One example of his vitriol came after the opening night of the 1940 Philharmonic season, in which Barbirolli led the group in a program that included Beethoven and Elgar.
"The concert as a whole, both as to programme and as to playing, was anything but a memorable experience, " Thomson asserted, according to the Reid biography.
"The music itself was soggy, the playing dull and brutal. "
A New York Times profile by S. J. Woolf noted: "One instinctively knows as the maestro leans over his stand and asks for more volume, as he crouches low with bent knees in subdued passages, as he shifts his baton to his left hand and with his right wheedles greater feeling into the music, that he is working harder than any member of his orchestra.

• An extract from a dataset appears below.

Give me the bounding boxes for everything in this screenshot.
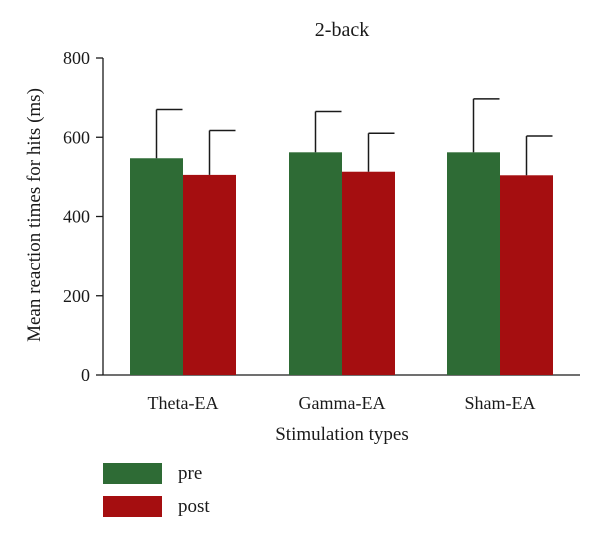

"Barbirolli was under contract to the New York Philharmonic when Britain and Germany went to war in 1939, the year he wed Evelyn Rothwell, a renowned oboist in her own right.
He was still with them when the United States entered World War II in 1941.
The American Musicians' Union urged him to take U. S. citizenship, but he was homesick for England, which was being attacked regularly by German bombers.
Despite his Italian and French heritage, Barbirolli considered himself thoroughly English and was a follower of cricket.
He championed works by British composers like Elgar and Benjamin Britten as well.
His schedule after that required just 70 concerts a year, and he began to take more international work.
From 1961 to 1967 he was the conductor of the Houston Symphony Orchestra, and he spent twelve weeks of the year in Texas.
He also appeared with the Vienna and Berlin philharmonics and at Austria's prestigious Salzburg Festival. Barbirolli retired from Hallé in 1968, though he was given the title of Conductor Laureate for Life.
His retirement from Hallé did not bring a less taxing schedule, however.